Miss Guggenheim knew people, if she did sing flat, and her drawing-room was full on the occasion of the debut. Carl Bothwick, a friend of Tommy’s, was in a publishing office, and nobly presented programmes for the occasion. The quartette had not thought of naming itself, but Carl had grouped the songs under the heading, “The Singing Girls,” and luckily they liked the idea.
At four o’clock the hum of conversation ceased at the sound of singing voices in the distance. A sort of processional effect had been Tommy’s suggestion, and the quartette formed in the dressing-room and sang its way to the audience.

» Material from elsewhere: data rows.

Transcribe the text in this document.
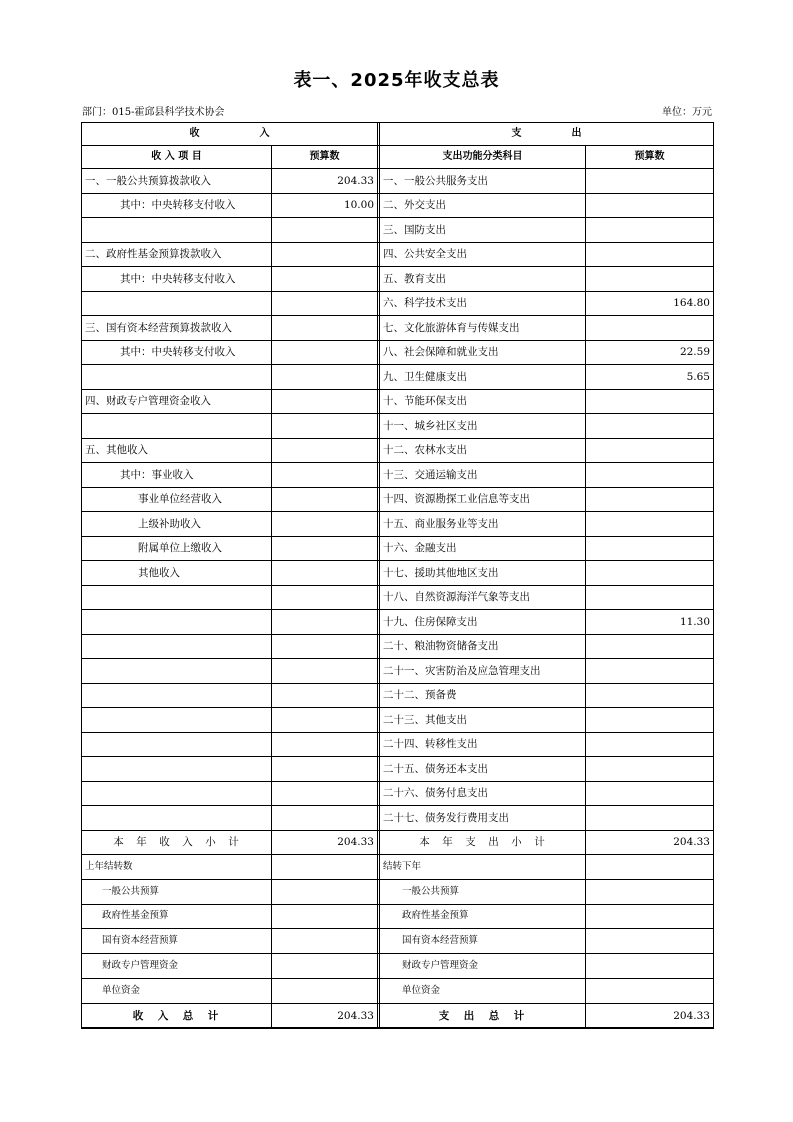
表一、2025年收支总表
部门：015-霍邱县科学技术协会	单位：万元
收　　　　　　入			支　　　　　出	
收 入 项 目	预算数		支出功能分类科目	预算数
一、一般公共预算拨款收入	204.33		一、一般公共服务支出	
其中：中央转移支付收入	10.00		二、外交支出	
			三、国防支出	
二、政府性基金预算拨款收入			四、公共安全支出	
其中：中央转移支付收入			五、教育支出	
			六、科学技术支出	164.80
三、国有资本经营预算拨款收入			七、文化旅游体育与传媒支出	
其中：中央转移支付收入			八、社会保障和就业支出	22.59
			九、卫生健康支出	5.65
四、财政专户管理资金收入			十、节能环保支出	
			十一、城乡社区支出	
五、其他收入			十二、农林水支出	
其中：事业收入			十三、交通运输支出	
事业单位经营收入			十四、资源勘探工业信息等支出	
上级补助收入			十五、商业服务业等支出	
附属单位上缴收入			十六、金融支出	
其他收入			十七、援助其他地区支出	
			十八、自然资源海洋气象等支出	
			十九、住房保障支出	11.30
			二十、粮油物资储备支出	
			二十一、灾害防治及应急管理支出	
			二十二、预备费	
			二十三、其他支出	
			二十四、转移性支出	
			二十五、债务还本支出	
			二十六、债务付息支出	
			二十七、债务发行费用支出	
本　年　收　入　小　计	204.33		本　年　支　出　小　计	204.33
上年结转数			结转下年	
一般公共预算			一般公共预算	
政府性基金预算			政府性基金预算	
国有资本经营预算			国有资本经营预算	
财政专户管理资金			财政专户管理资金	
单位资金			单位资金	
收　入　总　计	204.33		支　出　总　计	204.33
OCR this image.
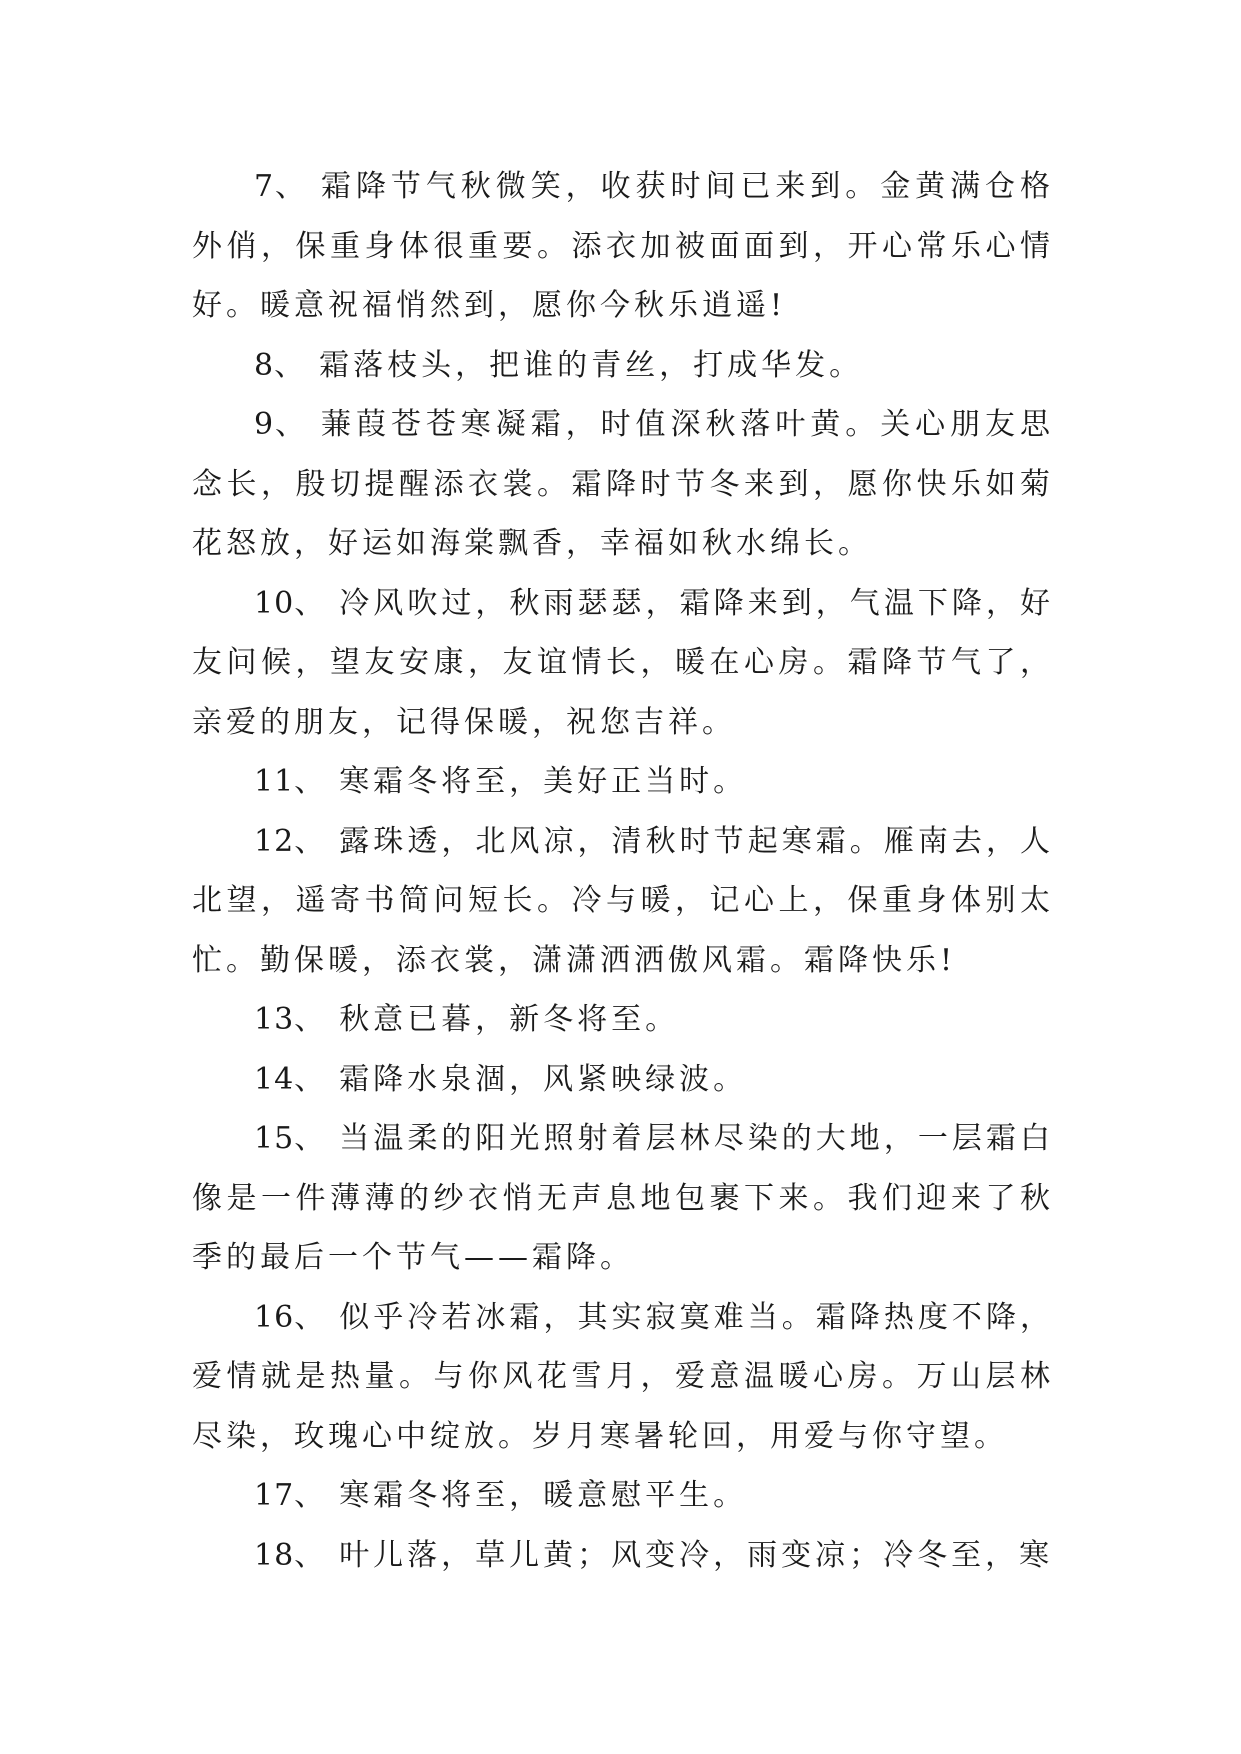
7、 霜降节气秋微笑，收获时间已来到。金黄满仓格外俏，保重身体很重要。添衣加被面面到，开心常乐心情好。暖意祝福悄然到，愿你今秋乐逍遥!

8、 霜落枝头，把谁的青丝，打成华发。

9、 蒹葭苍苍寒凝霜，时值深秋落叶黄。关心朋友思念长，殷切提醒添衣裳。霜降时节冬来到，愿你快乐如菊花怒放，好运如海棠飘香，幸福如秋水绵长。

10、 冷风吹过，秋雨瑟瑟，霜降来到，气温下降，好友问候，望友安康，友谊情长，暖在心房。霜降节气了，亲爱的朋友，记得保暖，祝您吉祥。

11、 寒霜冬将至，美好正当时。

12、 露珠透，北风凉，清秋时节起寒霜。雁南去，人北望，遥寄书简问短长。冷与暖，记心上，保重身体别太忙。勤保暖，添衣裳，潇潇洒洒傲风霜。霜降快乐!

13、 秋意已暮，新冬将至。

14、 霜降水泉涸，风紧映绿波。

15、 当温柔的阳光照射着层林尽染的大地，一层霜白像是一件薄薄的纱衣悄无声息地包裹下来。我们迎来了秋季的最后一个节气——霜降。

16、 似乎冷若冰霜，其实寂寞难当。霜降热度不降，爱情就是热量。与你风花雪月，爱意温暖心房。万山层林尽染，玫瑰心中绽放。岁月寒暑轮回，用爱与你守望。

17、 寒霜冬将至，暖意慰平生。

18、 叶儿落，草儿黄；风变冷，雨变凉；冷冬至，寒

“Hark, hark, the lark at Heaven’s gate sings,
And Phoebus ‘gins to rise.”
The voices rang high and clear, coming nearer and nearer. All the words could be heard and understood. The hall portieres divided, and the girls entered, all in soft gray crepe, gardenias at the belt, little brimmed hats of black velvet with a single gardenia on the side, the flowers being the offering of the dramatic soprano, who loved Tommy. They were young, they were pretty, they sang delightfully in tune, and with quite bewitching effect. Several ladies fell in love with them at first sight, and hoped that they would sing for nothing a few times, “just to get themselves known.” They had done nothing else for two years, so that Tommy said they must be acquainted with the entire State of New York, though nothing ever came of it. It was a joyous surprise, then, when an old gentleman in the company (who was seen to wipe tears away when the girls sang “Darby and Joan”) engaged them to sing at his golden wedding the next night. That was the beginning of a season of modest prosperity. Tommy’s baritone had married his new accompanist (he seemed determined to have a piano-playing wife), and wishing to show Miss Tucker that his heart was not broken by her rejection, he gave a handsome party and engaged the quartette, paying for their services in real coin of the realm. Other appearances followed in and out of town, and Tommy paid for her gray dress, spent a goodly sum for an attack of tonsillitis, the result of overwork, and still saved two hundred dollars. The season was over. She was fagged, but not disheartened. Who is at twenty-two? But it was late April, and drawing-room entertainments were no more. The two hundred dollars when augmented by the church salary would barely take her through till October.